Laurie Mercer, Security Engineer at HackerOne:

“Awareness of cyber attacks and breaches has never been greater. It can seem like the number and skill of cybercriminals is higher than the defenders. Confidence in Government IT systems is low. British citizens are worried that their data will be breached. That said, it is difficult to justify this level of concern when thinking of the paper-based elections that we hold in the UK. During British elections, voters mark ballot papers with a pen in a voting booth in a polling station, which are later counted manually.
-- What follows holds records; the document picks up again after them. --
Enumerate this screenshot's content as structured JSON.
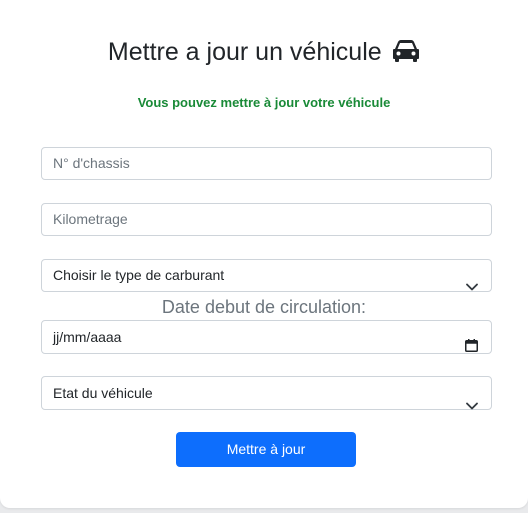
{
  "form": {
    "title": "Mettre a jour un véhicule",
    "title_icon": "car-icon",
    "subtitle": "Vous pouvez mettre à jour votre véhicule",
    "subtitle_color": "#198a37",
    "chassis_placeholder": "N° d'chassis",
    "kilometrage_placeholder": "Kilometrage",
    "fuel_select_value": "Choisir le type de carburant",
    "date_label": "Date debut de circulation:",
    "date_placeholder": "jj/mm/aaaa",
    "state_select_value": "Etat du véhicule",
    "submit_label": "Mettre à jour",
    "accent_color": "#0d6efd"
  }
}
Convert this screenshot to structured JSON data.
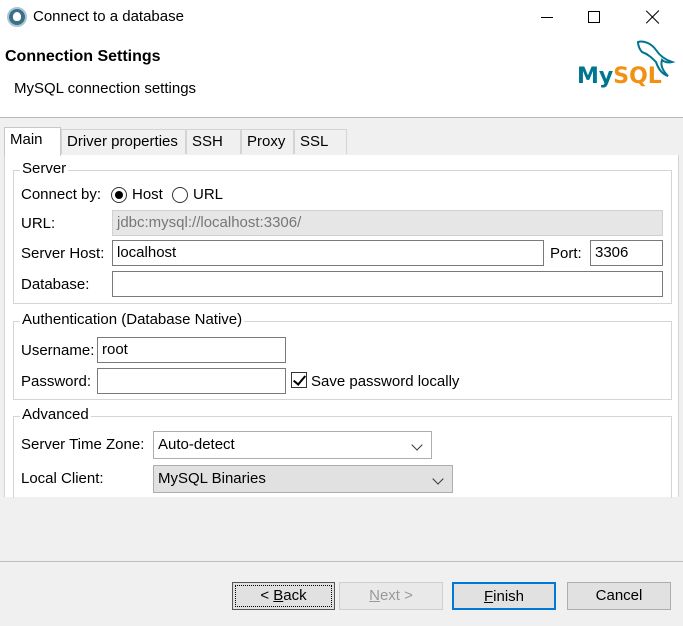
{
  "window": {
    "title": "Connect to a database"
  },
  "header": {
    "title": "Connection Settings",
    "subtitle": "MySQL connection settings",
    "logo_my": "My",
    "logo_sql": "SQL",
    "logo_colors": {
      "my": "#00758f",
      "sql": "#f29111"
    }
  },
  "tabs": [
    {
      "label": "Main",
      "active": true
    },
    {
      "label": "Driver properties",
      "active": false
    },
    {
      "label": "SSH",
      "active": false
    },
    {
      "label": "Proxy",
      "active": false
    },
    {
      "label": "SSL",
      "active": false
    }
  ],
  "server": {
    "group_label": "Server",
    "connect_by_label": "Connect by:",
    "host_option": "Host",
    "url_option": "URL",
    "selected": "Host",
    "url_label": "URL:",
    "url_value": "jdbc:mysql://localhost:3306/",
    "host_label": "Server Host:",
    "host_value": "localhost",
    "port_label": "Port:",
    "port_value": "3306",
    "database_label": "Database:",
    "database_value": ""
  },
  "auth": {
    "group_label": "Authentication (Database Native)",
    "username_label": "Username:",
    "username_value": "root",
    "password_label": "Password:",
    "password_value": "",
    "save_password_label": "Save password locally",
    "save_password_checked": true
  },
  "advanced": {
    "group_label": "Advanced",
    "timezone_label": "Server Time Zone:",
    "timezone_value": "Auto-detect",
    "local_client_label": "Local Client:",
    "local_client_value": "MySQL Binaries"
  },
  "footer": {
    "back_prefix": "< ",
    "back_mnemonic": "B",
    "back_rest": "ack",
    "next_prefix": "",
    "next_mnemonic": "N",
    "next_rest": "ext >",
    "finish_mnemonic": "F",
    "finish_rest": "inish",
    "cancel_label": "Cancel"
  }
}
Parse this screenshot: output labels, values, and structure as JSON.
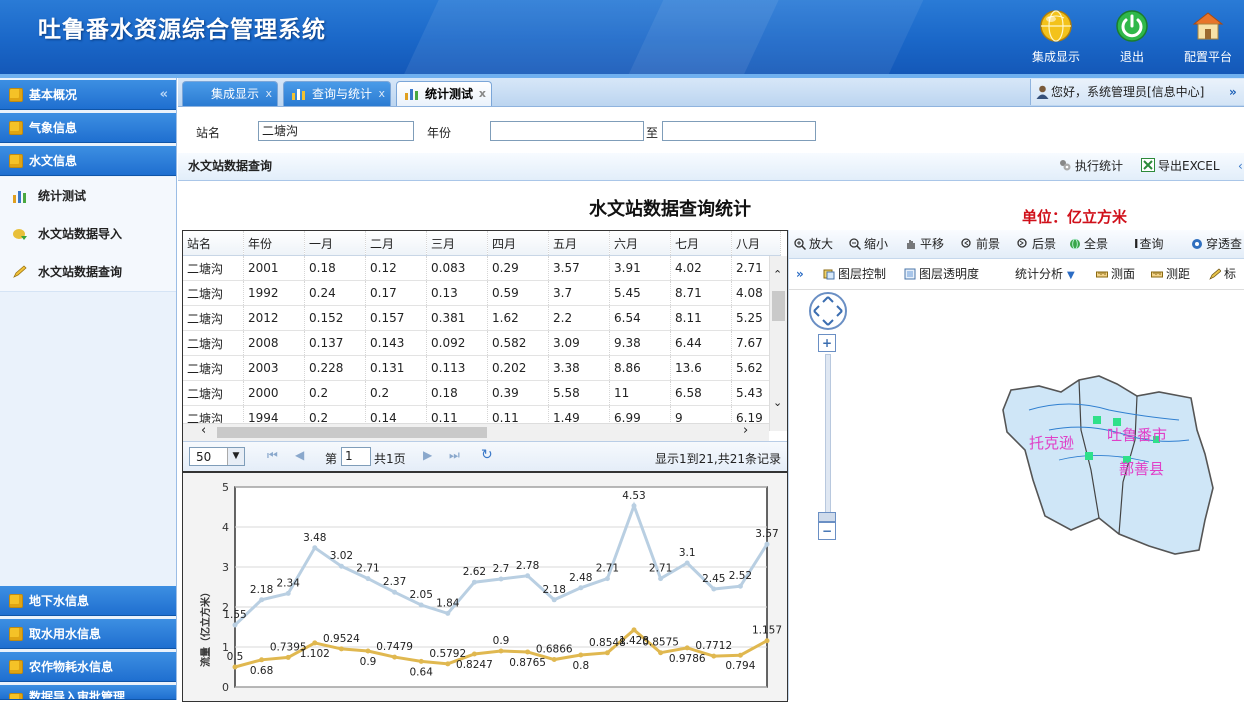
{
  "app": {
    "title": "吐鲁番水资源综合管理系统"
  },
  "header_buttons": [
    {
      "label": "集成显示",
      "icon": "globe-icon"
    },
    {
      "label": "退出",
      "icon": "power-icon"
    },
    {
      "label": "配置平台",
      "icon": "house-icon"
    }
  ],
  "sidebar": {
    "top_sections": [
      {
        "label": "基本概况",
        "chevron": "«"
      },
      {
        "label": "气象信息"
      },
      {
        "label": "水文信息"
      }
    ],
    "items": [
      {
        "label": "统计测试",
        "icon": "bar-chart-icon"
      },
      {
        "label": "水文站数据导入",
        "icon": "import-icon"
      },
      {
        "label": "水文站数据查询",
        "icon": "pencil-icon"
      }
    ],
    "bottom_sections": [
      {
        "label": "地下水信息"
      },
      {
        "label": "取水用水信息"
      },
      {
        "label": "农作物耗水信息"
      },
      {
        "label": "数据导入审批管理"
      }
    ]
  },
  "tabs": [
    {
      "label": "集成显示",
      "close": "x"
    },
    {
      "label": "查询与统计",
      "close": "x"
    },
    {
      "label": "统计测试",
      "close": "x"
    }
  ],
  "user": {
    "greeting": "您好，系统管理员[信息中心]",
    "arrow": "»"
  },
  "form": {
    "station_label": "站名",
    "station_value": "二塘沟",
    "year_label": "年份",
    "year_from": "",
    "to_label": "至",
    "year_to": ""
  },
  "panel": {
    "title": "水文站数据查询",
    "run_label": "执行统计",
    "export_label": "导出EXCEL"
  },
  "report": {
    "title": "水文站数据查询统计",
    "unit": "单位：亿立方米"
  },
  "table": {
    "headers": [
      "站名",
      "年份",
      "一月",
      "二月",
      "三月",
      "四月",
      "五月",
      "六月",
      "七月",
      "八月"
    ],
    "rows": [
      [
        "二塘沟",
        "2001",
        "0.18",
        "0.12",
        "0.083",
        "0.29",
        "3.57",
        "3.91",
        "4.02",
        "2.71"
      ],
      [
        "二塘沟",
        "1992",
        "0.24",
        "0.17",
        "0.13",
        "0.59",
        "3.7",
        "5.45",
        "8.71",
        "4.08"
      ],
      [
        "二塘沟",
        "2012",
        "0.152",
        "0.157",
        "0.381",
        "1.62",
        "2.2",
        "6.54",
        "8.11",
        "5.25"
      ],
      [
        "二塘沟",
        "2008",
        "0.137",
        "0.143",
        "0.092",
        "0.582",
        "3.09",
        "9.38",
        "6.44",
        "7.67"
      ],
      [
        "二塘沟",
        "2003",
        "0.228",
        "0.131",
        "0.113",
        "0.202",
        "3.38",
        "8.86",
        "13.6",
        "5.62"
      ],
      [
        "二塘沟",
        "2000",
        "0.2",
        "0.2",
        "0.18",
        "0.39",
        "5.58",
        "11",
        "6.58",
        "5.43"
      ],
      [
        "二塘沟",
        "1994",
        "0.2",
        "0.14",
        "0.11",
        "0.11",
        "1.49",
        "6.99",
        "9",
        "6.19"
      ]
    ]
  },
  "pager": {
    "page_size": "50",
    "page_label": "第",
    "page_value": "1",
    "total_pages": "共1页",
    "summary": "显示1到21,共21条记录"
  },
  "map": {
    "toolbar1": [
      "放大",
      "缩小",
      "平移",
      "前景",
      "后景",
      "全景",
      "查询",
      "穿透查"
    ],
    "toolbar2": [
      "图层控制",
      "图层透明度",
      "统计分析",
      "测面",
      "测距",
      "标"
    ],
    "labels": {
      "county1": "托克逊",
      "county2": "吐鲁番市",
      "county3": "鄯善县"
    }
  },
  "chart_data": {
    "type": "line",
    "ylabel": "流量（亿立方米）",
    "ylim": [
      0,
      5
    ],
    "yticks": [
      0,
      1,
      2,
      3,
      4,
      5
    ],
    "series": [
      {
        "values": [
          1.55,
          2.18,
          2.34,
          3.48,
          3.02,
          2.71,
          2.37,
          2.05,
          1.84,
          2.62,
          2.7,
          2.78,
          2.18,
          2.48,
          2.71,
          4.53,
          2.71,
          3.1,
          2.45,
          2.52,
          3.57
        ],
        "color": "#b9cfe2"
      },
      {
        "values": [
          0.5,
          0.68,
          0.7395,
          1.102,
          0.9524,
          0.9,
          0.7479,
          0.64,
          0.5792,
          0.8247,
          0.9,
          0.8765,
          0.6866,
          0.8,
          0.8548,
          1.428,
          0.8575,
          0.9786,
          0.7712,
          0.794,
          1.157
        ],
        "color": "#e0b850"
      }
    ],
    "point_labels_series1": [
      "1.55",
      "2.18",
      "2.34",
      "3.48",
      "3.02",
      "2.71",
      "2.37",
      "2.05",
      "1.84",
      "2.62",
      "2.7",
      "2.78",
      "2.18",
      "2.48",
      "2.71",
      "4.53",
      "2.71",
      "3.1",
      "2.45",
      "2.52",
      "3.57"
    ],
    "point_labels_series2": [
      "0.5",
      "0.68",
      "0.7395",
      "1.102",
      "0.9524",
      "0.9",
      "0.7479",
      "0.64",
      "0.5792",
      "0.8247",
      "0.9",
      "0.8765",
      "0.6866",
      "0.8",
      "0.8548",
      "1.428",
      "0.8575",
      "0.9786",
      "0.7712",
      "0.794",
      "1.157"
    ],
    "grid": true
  }
}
The process is physical: there is a risk of social engineering, but it is really quite difficult to ‘hack’ a paper-based election to the extent that the result can be affected.

It is inevitable that at some point the British election process will digitise. Imagine if you could vote from home. Digital technology including biometrics and digital ledgers hold great promise for improving the process of voting. Digital transformation could reduce the cost of holding elections and referenda to the point where people could be regularly polled for their opinion on the big decisions that affect their daily lives. It is important that as we adopt the technology necessary to hold elections digitally, security takes the prime position. Any digital transformation of British elections needs to ensure that the security of the process increases and does not regress.”

Javvad Malik, Security Advocate at AlienVault:

Javvad Malik“There has been much in the news around hacking and manipulation of elections, so it is not surprising to see a high number of people worried about cyber attacks around election time.

Public perceptions aside, it is a reminder of how embedded and reliant on digital systems the world has become – and as a result, any intentional or accidental misconfigurations or errors can have huge impact. Therefore, it is essential for all providers to invest in security to ensure that systems operate as required.”